# Columbia House record club set to make a come back.



## Eramirez156 (Mar 25, 2015)

http://money.cnn.com/2015/12/24/news/companies/columbia-house-vinyl/


----------



## brotagonist (Jul 11, 2013)

Nice to hear. I hope they will be promoting CDs, too. While I'm not a record club type of buyer (I buy in fits and starts and not according to a monthly plan), I welcome their effort in getting people back into collecting, as it helps to ensure that physical recordings will continue to be available for fans like us.


----------



## Boothvoice (Oct 5, 2015)

I grew up in an area that didn't have a record store within a days drive. My parents got most of their records from the Columbia record club, and I grew up with a lot of Bernstein, Szell, Gould, Ormandy...all the Columbia and Epic conductors and orchestras....There was also no classical radio at that time in southern West Virgina.....


----------



## Pugg (Aug 8, 2014)

Eramirez156 said:


> http://money.cnn.com/2015/12/24/news/companies/columbia-house-vinyl/


I wonder if this is still open after 3 years .


----------



## KenOC (Mar 7, 2011)

Columbia House filed for bankruptcy in 2015. A couple of months after that, the new owner said they were going to restart a vinyl subscription service.

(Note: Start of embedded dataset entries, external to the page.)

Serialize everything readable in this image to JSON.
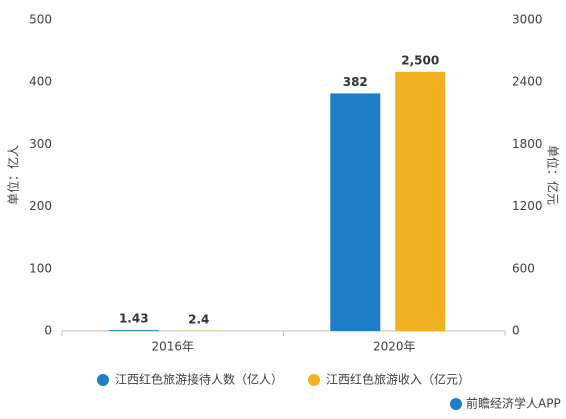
{
  "chart_data": {
    "type": "bar",
    "categories": [
      "2016年",
      "2020年"
    ],
    "series": [
      {
        "name": "江西红色旅游接待人数（亿人）",
        "color": "#1f7ec8",
        "values": [
          1.43,
          382
        ]
      },
      {
        "name": "江西红色旅游收入（亿元）",
        "color": "#f0b020",
        "values": [
          2.4,
          2500
        ],
        "value_labels": [
          "2.4",
          "2,500"
        ],
        "axis": "y2"
      }
    ],
    "ylabel": "单位：亿人",
    "y2label": "单位：亿元",
    "ylim": [
      0,
      500
    ],
    "yticks": [
      0,
      100,
      200,
      300,
      400,
      500
    ],
    "y2lim": [
      0,
      3000
    ],
    "y2ticks": [
      0,
      600,
      1200,
      1800,
      2400,
      3000
    ],
    "legend": "bottom",
    "grid": false,
    "source": "前瞻经济学人APP"
  }
}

No news since then that I can find.


----------



## Pugg (Aug 8, 2014)

KenOC said:


> Columbia House filed for bankruptcy in 2015. A couple of months after that, the new owner said they were going to restart a vinyl subscription service. No news since then that I can find.


So................. the promoting on this site didn't help after all.


----------



## Oldhoosierdude (May 29, 2016)

I heard a rumor that Elvis was a secret, behind the scenes backer of this.


----------



## JohnD (Jan 27, 2014)

I was hoping they were going to sell cassettes.


----------



## bigshot (Nov 22, 2011)

I'm still waiting for my five albums for a penny that I ordered in 1979 to arrive. I hear Frampton Comes Alive is good.


----------



## Merl (Jul 28, 2016)

bigshot said:


> I'm still waiting for my five albums for a penny that I ordered in 1979 to arrive. I hear Frampton Comes Alive is good.


I bet Thin Lizzy's 'Live and Dangerous' was one of the other 4.


----------



## amfortas (Jun 15, 2011)

bigshot said:


> I'm still waiting for my five albums for a penny that I ordered in 1979 to arrive. I hear Frampton Comes Alive is good.


Ooh, baby I love your way!


----------



## Pugg (Aug 8, 2014)

JohnD said:


> I was hoping they were going to sell cassettes.


Last rumour, only 8-track.


----------